E para tal, para o reino dos negros em que o rei era negro, se construía a Cidadela La Ferriére, com sua pretensão à independência, seu monarca, suas finanças e sua pompa real. A Cidadela seria o próprio país: o país dos negros? Sim, mas — ironicamente — à custa do trabalho escravo dos próprios negros. Quando a Cidadela estava quase pronta e de carregadores de tijolos já não precisava, Ti Noel deixou de ser útil à obra e foi liberado.

Henri Christophe continuava em sua fúria ditatorial: condenara a morrer dentro de uma parede recém-rebocada, pelo crime de querer voltar à França, Corneille Breille, o seu confessor, exatamente ele que conhecia todos os seus segredos, todos os segredos da Cidadela. Um dia de lição de liturgia do frade espanhol Juan de Dios Gonzáleos, substituto de Breille, o fantasma deste aparece para Christophe, deixando-o sem fala. Em poucos segundos, o rei jazia estendido de costas no chão, com os olhos fixos nas vigas do teto.
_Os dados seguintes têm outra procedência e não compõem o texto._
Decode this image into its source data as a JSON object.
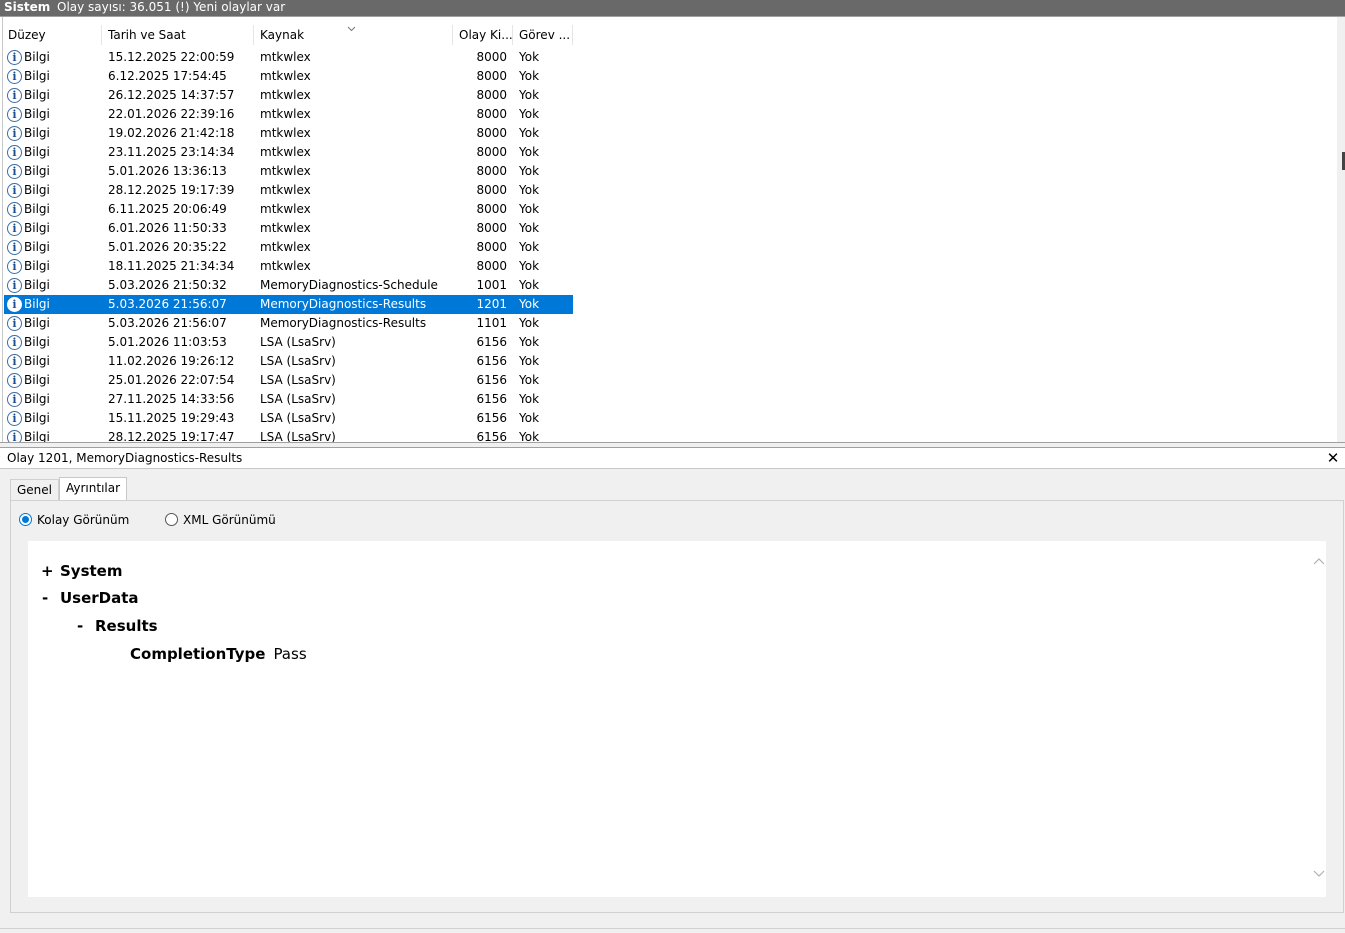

Doente, de cama, custando a andar, os seus duques, barões, generais e ministros o atraiçoavam, debandando. Além da rainha e das princesas, apenas cinco moços negros permaneceram fiéis ao rei e aguardavam sentados no mármore frio da escadaria.
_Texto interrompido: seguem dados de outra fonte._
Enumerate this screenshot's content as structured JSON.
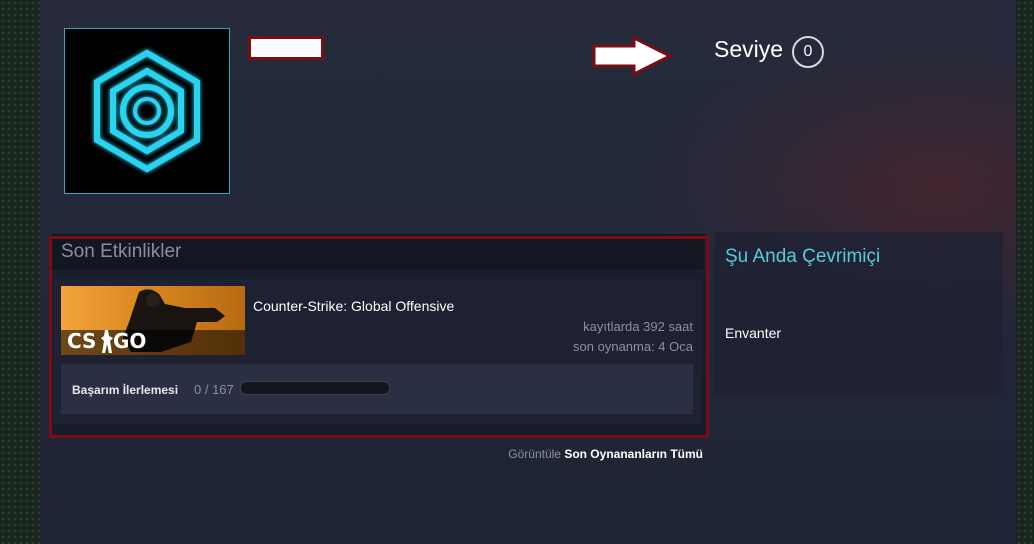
{
  "profile": {
    "level_label": "Seviye",
    "level_value": "0",
    "avatar_icon": "hexagon-rings-icon",
    "name_redacted": true
  },
  "annotations": {
    "arrow_icon": "right-arrow-icon",
    "highlight_color": "#7a0c12"
  },
  "activity": {
    "title": "Son Etkinlikler",
    "game": {
      "name": "Counter-Strike: Global Offensive",
      "capsule_icon": "csgo-capsule-icon",
      "hours": "kayıtlarda 392 saat",
      "last_played": "son oynanma: 4 Oca",
      "achievement_label": "Başarım İlerlemesi",
      "achievement_count": "0 / 167",
      "achievement_progress": 0
    },
    "view_all_prefix": "Görüntüle",
    "view_all_link": "Son Oynananların Tümü"
  },
  "online": {
    "title": "Şu Anda Çevrimiçi",
    "inventory": "Envanter"
  },
  "colors": {
    "accent_cyan": "#57cbde",
    "progress_blue": "#66c0f4"
  }
}
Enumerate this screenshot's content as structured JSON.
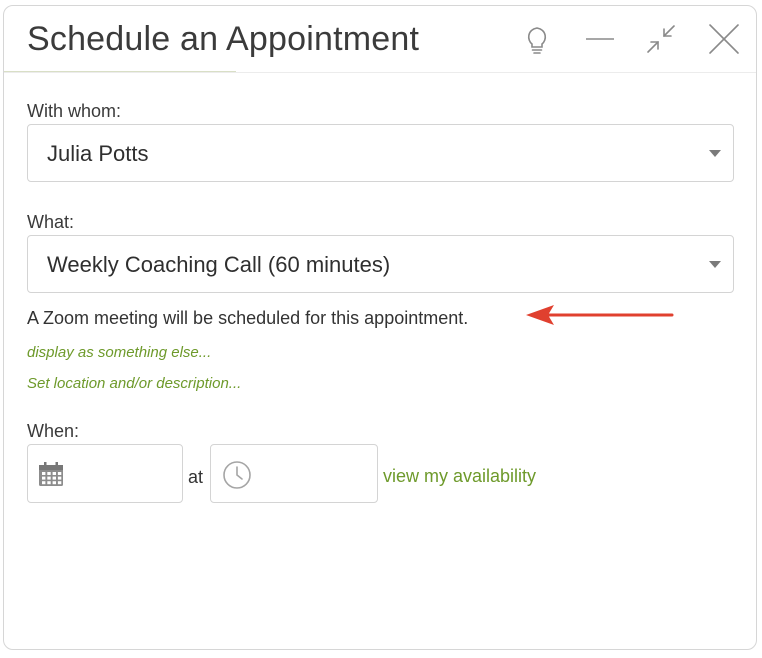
{
  "dialog": {
    "title": "Schedule an Appointment",
    "header_icons": [
      "lightbulb-icon",
      "minimize-icon",
      "collapse-icon",
      "close-icon"
    ]
  },
  "with_whom": {
    "label": "With whom:",
    "value": "Julia Potts"
  },
  "what": {
    "label": "What:",
    "value": "Weekly Coaching Call (60 minutes)"
  },
  "zoom_notice": "A Zoom meeting will be scheduled for this appointment.",
  "links": {
    "display_as": "display as something else...",
    "set_location": "Set location and/or description..."
  },
  "when": {
    "label": "When:",
    "date_value": "",
    "at_label": "at",
    "time_value": "",
    "availability_link": "view my availability"
  },
  "colors": {
    "link_green": "#6e9a2b",
    "arrow_red": "#e0402f",
    "title_text": "#3b3b3b"
  }
}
Mas retumbaram os tambores dentro da noite. Chamavam-se uns aos outros. O fogo, em pouco tempo, se alastrava, inclusive e principalmente sobre os domínios do rei. Eram os revoltosos, os insatisfeitos contra o poder (e as arbitrariedades?) do rei Christophe. Veio à sua mente a Cidadela. Mas essa fortaleza, única no mundo, era demasiadamente grande para um homem só. Quase não se ouviu o disparo. O rei morria, pelas suas próprias mãos e de bruços em seu próprio sangue. Fim. Fim? Não.
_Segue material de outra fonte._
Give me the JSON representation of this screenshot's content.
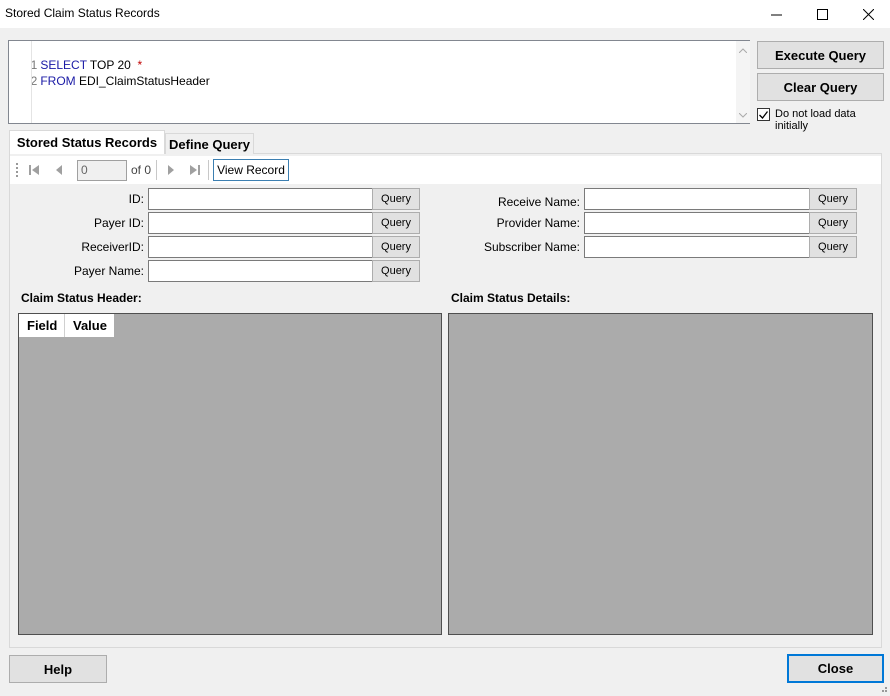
{
  "window": {
    "title": "Stored Claim Status Records"
  },
  "editor": {
    "lines": [
      {
        "num": "1",
        "keyword": "SELECT",
        "rest": " TOP 20  ",
        "star": "*"
      },
      {
        "num": "2",
        "keyword": "FROM",
        "rest": " EDI_ClaimStatusHeader",
        "star": ""
      }
    ]
  },
  "actions": {
    "execute_label": "Execute Query",
    "clear_label": "Clear Query",
    "no_load_label": "Do not load data initially",
    "no_load_checked": true
  },
  "tabs": [
    {
      "label": "Stored Status Records",
      "active": true
    },
    {
      "label": "Define Query",
      "active": false
    }
  ],
  "navigator": {
    "position": "0",
    "of_label": "of 0",
    "view_label": "View Record"
  },
  "fields_left": [
    {
      "label": "ID:",
      "value": "",
      "button": "Query"
    },
    {
      "label": "Payer ID:",
      "value": "",
      "button": "Query"
    },
    {
      "label": "ReceiverID:",
      "value": "",
      "button": "Query"
    },
    {
      "label": "Payer Name:",
      "value": "",
      "button": "Query"
    }
  ],
  "fields_right": [
    {
      "label": "Receive Name:",
      "value": "",
      "button": "Query"
    },
    {
      "label": "Provider Name:",
      "value": "",
      "button": "Query"
    },
    {
      "label": "Subscriber Name:",
      "value": "",
      "button": "Query"
    }
  ],
  "sections": {
    "header_title": "Claim Status Header:",
    "details_title": "Claim Status Details:",
    "header_columns": [
      "Field",
      "Value"
    ]
  },
  "footer": {
    "help_label": "Help",
    "close_label": "Close"
  },
  "colors": {
    "keyword": "#1a1aa6",
    "accent": "#0078d7",
    "panel": "#ababab"
  }
}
Apesar das controvérsias sobre o fato, O reino deste mundo, de Alejo Carpentier, é, mais do que o precursor do realismo maravilhoso, um romance pretensioso em sua proposta, em que ficção e realidade se misturam de forma imperceptível, e competente em sua execução, sobretudo por causa da sua linguagem colorida e da ironia em suas entrelinhas. A linguagem corrobora com a proposta do gênero. As ironias, muito mais perceptíveis na sucessão dos fatos, frustram (no bom sentido) o leitor e fazem do romance uma obra amoral, que não se preocupa em julgar brancos ou negros, mas sim explicitar a natureza humana quando se depara com o poder em mãos. Embora por razões distintas, tanto uns quanto os outros cometem atrocidades e escravizam o seu semelhante.

O reino deste mundo
Alejo Carpentier
Trad.: Marcelo Tapia
Martins Fontes
136 págs.
Alejo Carpentier
Romancista, contista, poeta e musicólogo, Alejo Carpentier nasceu em Havana, em 1904. Filho de um arquiteto francês, passou a infância na Europa. Em 1921, de volta a Havana, inicia seus estudos de arquitetura, os quais abandona para dedicar-se ao jornalismo e à música. Deixa Cuba secretamente e muda-se para Paris, onde permanece até 1939. Morre em Paris, em 1980. É autor de vários livros, entre eles, O século das luzes, A harpa e a sombra, Literatura e consciência política na América Latina e O recurso do método.
Sinvaldo Jr.

É pesquisador e professor. Formado em Letras, é especialista em Literatura.